The grades are as follows:
- QF1: This is the highest grade of beech timber, and is generally reserved for use in high-quality furniture and joinery. It has a uniform light color and a very fine, straight grain. It is free from knots, cracks, and other defects, and has a very smooth surface.
- QF2: This grade is also suitable for use in furniture and joinery, but may have some minor defects such as small knots or slight color variations. It has a straight grain and a smooth surface.
- QF3: This grade is suitable for use in furniture and joinery where a more rustic appearance is acceptable. It may have knots, color variations, and some surface irregularities, but still has a relatively straight grain.

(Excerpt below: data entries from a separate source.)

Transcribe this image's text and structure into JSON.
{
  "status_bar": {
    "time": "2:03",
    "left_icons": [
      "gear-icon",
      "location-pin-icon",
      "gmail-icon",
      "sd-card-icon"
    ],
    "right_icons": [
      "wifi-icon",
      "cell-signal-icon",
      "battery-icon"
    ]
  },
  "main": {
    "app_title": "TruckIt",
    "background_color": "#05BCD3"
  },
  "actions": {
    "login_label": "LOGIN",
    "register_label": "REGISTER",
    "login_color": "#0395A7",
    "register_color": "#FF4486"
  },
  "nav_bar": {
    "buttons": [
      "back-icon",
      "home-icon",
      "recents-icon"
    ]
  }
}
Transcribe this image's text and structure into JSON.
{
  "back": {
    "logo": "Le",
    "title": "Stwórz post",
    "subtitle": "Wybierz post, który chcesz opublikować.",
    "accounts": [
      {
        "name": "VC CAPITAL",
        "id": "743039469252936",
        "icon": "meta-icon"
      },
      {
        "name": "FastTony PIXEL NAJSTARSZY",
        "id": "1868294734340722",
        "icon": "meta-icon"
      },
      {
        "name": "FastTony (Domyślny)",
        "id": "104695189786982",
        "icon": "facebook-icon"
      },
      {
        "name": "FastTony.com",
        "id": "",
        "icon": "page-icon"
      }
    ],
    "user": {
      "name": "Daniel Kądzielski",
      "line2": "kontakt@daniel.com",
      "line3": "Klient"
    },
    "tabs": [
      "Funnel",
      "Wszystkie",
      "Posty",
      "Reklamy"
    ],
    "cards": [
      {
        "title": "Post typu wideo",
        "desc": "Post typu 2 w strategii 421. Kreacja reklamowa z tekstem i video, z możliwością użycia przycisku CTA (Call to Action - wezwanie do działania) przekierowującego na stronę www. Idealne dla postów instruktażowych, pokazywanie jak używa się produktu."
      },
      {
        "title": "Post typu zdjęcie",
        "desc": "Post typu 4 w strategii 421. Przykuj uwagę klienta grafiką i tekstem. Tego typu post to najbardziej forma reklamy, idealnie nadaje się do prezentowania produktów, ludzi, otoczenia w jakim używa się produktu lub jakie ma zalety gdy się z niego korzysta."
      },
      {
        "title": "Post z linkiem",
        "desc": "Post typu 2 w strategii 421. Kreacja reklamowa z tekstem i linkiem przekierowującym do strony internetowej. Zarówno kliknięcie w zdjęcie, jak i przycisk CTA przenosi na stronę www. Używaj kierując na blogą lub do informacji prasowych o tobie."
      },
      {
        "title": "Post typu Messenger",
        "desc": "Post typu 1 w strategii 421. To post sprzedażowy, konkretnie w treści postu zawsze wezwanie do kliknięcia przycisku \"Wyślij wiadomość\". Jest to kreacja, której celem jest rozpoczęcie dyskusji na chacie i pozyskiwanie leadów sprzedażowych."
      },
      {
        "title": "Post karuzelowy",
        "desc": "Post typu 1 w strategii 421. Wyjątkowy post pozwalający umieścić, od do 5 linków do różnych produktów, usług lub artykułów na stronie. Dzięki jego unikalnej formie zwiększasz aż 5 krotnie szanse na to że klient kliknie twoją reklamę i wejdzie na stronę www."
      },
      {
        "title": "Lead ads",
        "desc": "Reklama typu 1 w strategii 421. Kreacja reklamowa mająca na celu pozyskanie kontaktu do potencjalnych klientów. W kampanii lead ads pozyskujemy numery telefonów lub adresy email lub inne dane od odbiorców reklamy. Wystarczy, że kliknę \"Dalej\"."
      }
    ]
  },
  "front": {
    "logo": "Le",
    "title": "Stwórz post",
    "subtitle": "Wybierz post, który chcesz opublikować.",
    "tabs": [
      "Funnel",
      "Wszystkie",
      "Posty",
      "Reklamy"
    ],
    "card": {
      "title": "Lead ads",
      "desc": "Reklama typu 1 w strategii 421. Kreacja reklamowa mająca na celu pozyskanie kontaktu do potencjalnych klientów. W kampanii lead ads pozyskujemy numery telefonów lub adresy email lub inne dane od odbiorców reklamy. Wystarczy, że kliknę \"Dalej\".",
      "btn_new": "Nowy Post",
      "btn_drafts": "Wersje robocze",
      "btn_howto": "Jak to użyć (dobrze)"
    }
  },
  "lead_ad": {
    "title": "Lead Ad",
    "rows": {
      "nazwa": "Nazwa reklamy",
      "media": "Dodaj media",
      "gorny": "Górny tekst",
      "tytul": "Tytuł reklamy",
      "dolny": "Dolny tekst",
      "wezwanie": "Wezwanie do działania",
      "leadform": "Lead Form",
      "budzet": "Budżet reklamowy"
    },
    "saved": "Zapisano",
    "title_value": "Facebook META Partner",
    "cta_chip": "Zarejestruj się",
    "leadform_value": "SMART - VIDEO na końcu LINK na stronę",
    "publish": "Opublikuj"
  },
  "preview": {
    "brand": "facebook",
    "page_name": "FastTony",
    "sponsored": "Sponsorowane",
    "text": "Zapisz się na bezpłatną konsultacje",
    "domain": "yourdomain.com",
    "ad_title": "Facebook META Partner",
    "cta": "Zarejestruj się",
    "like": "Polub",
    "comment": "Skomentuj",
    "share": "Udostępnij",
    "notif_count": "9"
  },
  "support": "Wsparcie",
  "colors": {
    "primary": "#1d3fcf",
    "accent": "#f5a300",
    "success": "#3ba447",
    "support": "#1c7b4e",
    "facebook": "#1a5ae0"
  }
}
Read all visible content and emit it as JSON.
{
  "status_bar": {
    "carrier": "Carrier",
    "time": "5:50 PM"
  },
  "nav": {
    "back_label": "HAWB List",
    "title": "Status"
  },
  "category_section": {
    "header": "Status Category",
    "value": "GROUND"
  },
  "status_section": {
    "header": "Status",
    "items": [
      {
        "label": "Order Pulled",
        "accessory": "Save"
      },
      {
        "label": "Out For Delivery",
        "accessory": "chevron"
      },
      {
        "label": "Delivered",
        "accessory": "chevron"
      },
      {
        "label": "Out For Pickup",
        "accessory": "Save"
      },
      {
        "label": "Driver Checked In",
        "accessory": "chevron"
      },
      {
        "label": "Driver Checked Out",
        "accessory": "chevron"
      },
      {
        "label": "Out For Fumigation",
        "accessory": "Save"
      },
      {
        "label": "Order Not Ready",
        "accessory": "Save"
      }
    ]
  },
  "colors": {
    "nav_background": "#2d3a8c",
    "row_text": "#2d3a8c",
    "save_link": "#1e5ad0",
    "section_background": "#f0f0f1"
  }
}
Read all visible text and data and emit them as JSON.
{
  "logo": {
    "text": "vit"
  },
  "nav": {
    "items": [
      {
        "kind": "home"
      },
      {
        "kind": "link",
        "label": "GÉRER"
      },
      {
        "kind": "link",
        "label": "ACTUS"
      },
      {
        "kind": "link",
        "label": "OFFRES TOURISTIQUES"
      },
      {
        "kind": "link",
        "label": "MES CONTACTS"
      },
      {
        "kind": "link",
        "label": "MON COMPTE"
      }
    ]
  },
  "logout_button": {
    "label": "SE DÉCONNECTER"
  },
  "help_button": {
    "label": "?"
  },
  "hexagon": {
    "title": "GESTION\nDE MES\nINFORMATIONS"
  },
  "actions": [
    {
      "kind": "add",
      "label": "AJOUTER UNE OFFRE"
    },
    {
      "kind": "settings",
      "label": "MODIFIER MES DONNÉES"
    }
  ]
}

- QF4: This grade is suitable for use in general carpentry and construction. It may have knots, irregular grain patterns, and other defects, but is still of sufficient quality for structural use.
- QF5: This is the lowest grade of beech timber, and is generally not suitable for use in furniture or joinery. It may have significant defects such as large knots, cracks, and other imperfections, and is typically used for lower-quality carpentry and construction projects.
It's worth noting that these grades may be slightly different depending on the specific country and industry in question. Additionally, some companies may have their own internal grading systems that differ from the standard.